E, realmente, tudo terminou em uma grande festa, pois o Flamengo colocou as
faixas de campeão carioca de 1953, além de ganhar do Botafogo de 1 a 0, com um
golaço de Rubens, em um chute de curva de fora da área, bem na “forquilha” do
goleiro Gilson. Foi ali, aliás, naquela típica tarde de festa popular, que pude
sentir que o Maracanã era capaz de nos envolver em um universo especial. A
torcida rubro-negra, por si só, já era um espetáculo à parte. E Rubens, o meu
primeiro grande ídolo, acabara de ser consagrado como o “’Maior Jogador” do Campeonato.
O Campeonato que tivera o Flamengo como um mais que merecido campeão.
Vibrando
e me emocionando com tudo aquilo, o que mal sabia eu - talvez, podendo até
então apenas suspeitar – era que o Garrincha apenas discreto daquela tarde de
14 de fevereiro, seria o maior dos meus ídolos no futebol. Para tanto, bastou que
a sabedoria de um João Saldanha desatasse o nó com que vários outros treinadores
tentaram amarrar o seu futebol alegre, imprevisível e genial. Apenas isso.
Até
que, em campos do Chile, iria ocorrer o ápice do gênio. Uma façanha e tanto.

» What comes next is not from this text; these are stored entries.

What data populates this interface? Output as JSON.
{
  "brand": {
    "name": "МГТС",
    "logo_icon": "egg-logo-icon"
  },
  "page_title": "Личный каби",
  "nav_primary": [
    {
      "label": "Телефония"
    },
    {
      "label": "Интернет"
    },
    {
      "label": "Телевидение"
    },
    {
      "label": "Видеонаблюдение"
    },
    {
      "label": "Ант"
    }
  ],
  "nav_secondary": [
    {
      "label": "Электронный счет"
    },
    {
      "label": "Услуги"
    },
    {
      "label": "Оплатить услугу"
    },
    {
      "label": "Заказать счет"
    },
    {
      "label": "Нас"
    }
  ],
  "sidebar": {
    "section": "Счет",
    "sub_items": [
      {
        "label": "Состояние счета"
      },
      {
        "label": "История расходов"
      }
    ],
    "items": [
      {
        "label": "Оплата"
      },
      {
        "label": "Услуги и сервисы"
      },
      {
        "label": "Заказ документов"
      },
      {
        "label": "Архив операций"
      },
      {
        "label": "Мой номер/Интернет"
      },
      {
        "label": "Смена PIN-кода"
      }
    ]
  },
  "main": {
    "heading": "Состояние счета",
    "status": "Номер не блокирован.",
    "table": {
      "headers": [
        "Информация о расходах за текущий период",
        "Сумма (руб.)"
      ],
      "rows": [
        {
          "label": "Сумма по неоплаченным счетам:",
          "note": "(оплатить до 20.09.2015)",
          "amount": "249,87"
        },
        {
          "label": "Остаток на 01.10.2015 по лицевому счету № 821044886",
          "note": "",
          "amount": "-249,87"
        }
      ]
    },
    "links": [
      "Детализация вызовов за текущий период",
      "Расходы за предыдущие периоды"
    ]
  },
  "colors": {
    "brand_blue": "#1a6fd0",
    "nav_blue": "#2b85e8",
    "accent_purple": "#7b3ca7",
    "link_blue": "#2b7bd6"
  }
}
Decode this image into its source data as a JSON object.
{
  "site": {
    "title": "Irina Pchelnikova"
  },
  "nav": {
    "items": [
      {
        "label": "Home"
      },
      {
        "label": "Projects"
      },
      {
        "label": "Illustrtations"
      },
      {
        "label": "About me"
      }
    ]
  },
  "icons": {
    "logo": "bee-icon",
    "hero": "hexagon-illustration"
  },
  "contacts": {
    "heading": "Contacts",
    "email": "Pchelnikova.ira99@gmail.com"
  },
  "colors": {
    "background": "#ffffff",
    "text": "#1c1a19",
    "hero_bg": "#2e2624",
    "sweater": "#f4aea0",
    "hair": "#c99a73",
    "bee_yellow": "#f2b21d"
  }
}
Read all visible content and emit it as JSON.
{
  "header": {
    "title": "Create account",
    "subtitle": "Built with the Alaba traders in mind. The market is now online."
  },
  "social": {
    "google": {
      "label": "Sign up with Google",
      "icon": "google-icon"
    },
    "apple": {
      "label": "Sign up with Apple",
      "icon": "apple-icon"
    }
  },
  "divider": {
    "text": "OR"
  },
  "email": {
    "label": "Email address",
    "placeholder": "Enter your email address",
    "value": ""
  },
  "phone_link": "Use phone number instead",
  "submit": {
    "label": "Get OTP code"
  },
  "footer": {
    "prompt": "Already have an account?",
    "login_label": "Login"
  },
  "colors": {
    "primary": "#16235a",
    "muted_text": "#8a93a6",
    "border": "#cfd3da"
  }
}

Coisa para poucos, bem poucos. Até porque, foi aos pés dos Andes que, jogando
por ele e por Pelé, e jogando ainda por um país inteiro aflito, agoniado, que
um Mané Garrincha definitivamente iluminado deu ao Brasil a glória do sonhado
Bicampeonato Mundial.
Era
o artista, vivendo na plenitude a sua arte.
Era
o gênio, completando enfim a sua obra.
**********
Literatura na Arquibancada destaca abaixo, trecho de um
dos capítulos da obra.
1º. de janeiro, segunda
Os assuntos mais comentados no primeiro dia de 1962
eram o suicídio do cartunista Péricles de Andrade Maranhão e a mensagem de Ano
Novo do presidente João Goulart, os dois principais acontecimentos do último
dia de 1961. Criador do personagem Amigo da Onça, Péricles vedou seu
apartamento no Rio de Janeiro, abriu o gás e esperou pela morte. Antes, no
entanto, afixou na porta um bilhete de despedida que se encerrava com a frase
“não risquem fósforos”. Quase ao mesmo tempo, Jango dizia através do rádio e da
televisão que “temos muitas razões para acreditar que, mercê de nosso esforço e
de nosso patriotismo, o ano que amanhã se inicia será mais generoso para todos
os brasileiros”.
Ao menos no futebol, e em especial para um
brasileiro chamado Mané, a previsão se mostraria verdadeira.
2 de janeiro, terça
Ano de Copa do Mundo e o futebol entrava na pauta
com o maior jogo do país: Botafogo de Garrincha versus Santos de Pelé. Na véspera,
os dois times treinaram e confirmaram a escalação de todos os seus titulares
para o amistoso que abriria a temporada no Maracanã. Antes da partida,
Garrincha receberia um automóvel Simca Chambord, por ter sido eleito o jogador
mais querido do Rio de Janeiro em promoção do Jornal dos Sports e da revendedora
Simcar. Os cupons para votar foram publicados durante sete semanas no jornal e
eram depositados pelos torcedores em urnas espalhadas pela cidade. Ao final,
Garrincha foi o vencedor com 300.247 votos. O vascaíno Bellini ficou em
segundo, com 245.308 e ganhou um terreno em Cabo Frio.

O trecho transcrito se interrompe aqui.